RECURSO ESPECIAL. ADMINISTRATIVO. ATIVIDADE DE PRATICAGEM. LIMITES DA INTERVENÇÃO DO ESTADO NA ORDEM ECONÔMICA. FIXAÇÃO DE PREÇOS MÁXIMOS PELA AUTORIDADE MARÍTIMA. VIOLAÇÃO DO PRINCÍPIO DA RESERVA LEGAL. ALEGAÇÃO DE OFENSA AO ART. 535 DO CPC/1973. NÃO OCORRÊNCIA.
- Não procede a suscitada contrariedade ao art. 535, II, do CPC/1973, tendo em vista que o Tribunal de origem decidiu, fundamentadamente, as questões essenciais à solução da controvérsia, concluindo de forma contrária à defendida pela parte recorrente, o que não configura omissão ou qualquer outra causa passível de exame mediante a oposição de embargos de declaração.

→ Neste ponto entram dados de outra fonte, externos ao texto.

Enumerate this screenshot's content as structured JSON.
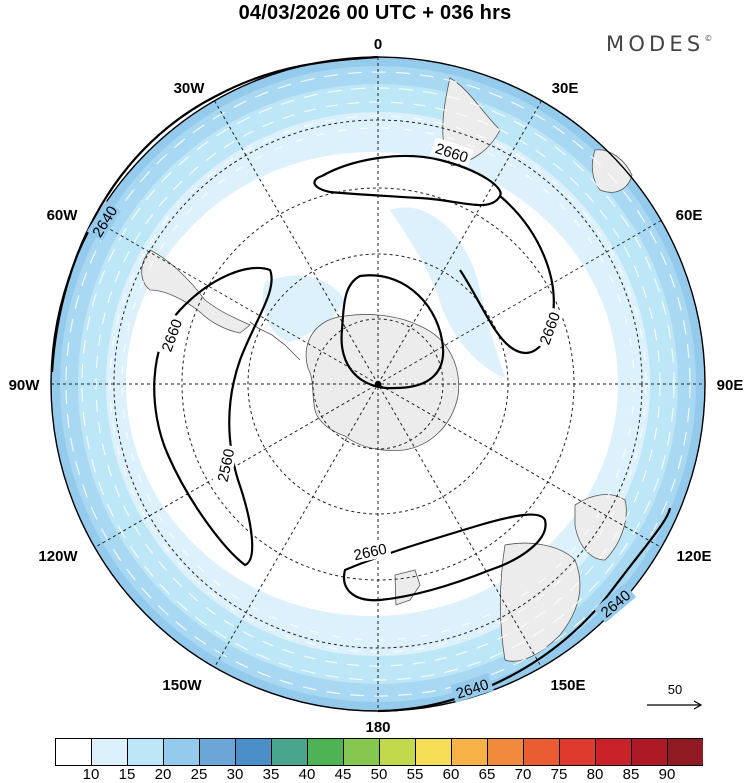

- Cinge-se a questão à possibilidade de intervenção da autoridade pública na atividade de praticagem, para promover, de forma ordinária e permanente, a fixação dos preços máximos a serem pagos na contratação dos serviços em cada zona portuária.
- Tomando de empréstimo a precisa definição entabulada pela eminente Ministra Eliana Calmon no julgamento do REsp 752.175/RJ, observa-se que o exercício do trabalho de praticagem é regulamentado pela Lei n. 9.537/1997, que, em seu art. 3º, outorga à autoridade marítima a sua implantação e execução, com vista a assegurar a salvaguarda da vida humana e a segurança da navegação, no mar aberto e nas hidrovias, justificando, dessa forma, a intervenção estatal em todas as atividades que digam respeito à navegação.
- Denota-se, da própria letra dos arts. 12, 13, 14, e 15 da Lei n. 9.537/1997, que se trata de serviço de natureza privada, confiada a particular que preencher os requisitos estabelecidos pela autoridade pública para sua seleção e habilitação, e entregue à livre iniciativa e concorrência.
- A partir do advento da Lei n. 9.537/1997, foi editado o Decreto n. 2.596/1998, que dispõe sobre a segurança do tráfego aquaviário em águas sob jurisdição nacional e regulamenta a questão dos preços dos serviços de praticagem, salientando a livre concorrência para a sua formação, bem como o caráter excepcional da intervenção da autoridade marítima para os casos em que ameaçada a continuidade do serviço.
- Posteriormente, editou-se o Decreto n. 7.860/2012, que criou nova hipótese de intervenção da autoridade pública na formação dos preços dos serviços, agora de forma permanente e ordinária.
- A interpretação sistemática dos dispositivos da Lei n. 9.537/1997, consoante entendimento desta relatoria, só pode conduzir à conclusão de que, apenas na excepcionalidade, é dada à autoridade marítima a interferência na fixação dos preços dos serviços de praticagem, para que não se cesse ou interrompa o regular andamento das atividades, como bem definiu a lei.
- A doutrina e a jurisprudência são uníssonas no sentido de que a interferência do Estado na formação do preço somente pode ser admitida em situações excepcionais de total desordem de um setor de mercado e por prazo limitado, sob o risco de macular o modelo concebido pela CF/1988, com exceção dos casos em que a própria Carta Constitucional instituiu o regime de exploração por monopólio público.
- É inconcebível, no modelo constitucional brasileiro, a intervenção do Estado no controle de preços de forma permanente, como política pública ordinária, em atividade manifestamente entregue à livre iniciativa e concorrência, ainda que definida como essencial.
- O limite de um decreto regulamentar é dar efetividade ou aplicabilidade a uma norma já existente, não lhe sendo possível a ampliação ou restrição de conteúdo, sob pena de ofensa à ordem constitucional.
- Recurso especial a que se dá provimento, para restabelecer a ordem concedida na sentença de piso, a fim de determinar que a autoridade impetrada se abstenha de impor limites máximos aos preços do serviço de praticagem prestado por seus associados, ressalvada a hipótese legalmente estabelecida no parágrafo único do art. 14 da Lei n. 9.537/1997.
(STJ, REsp 1662196/RJ, 2ª T., j. 19.09.2017, rel. Min. Og Fernandes, DJe 25.09.2017).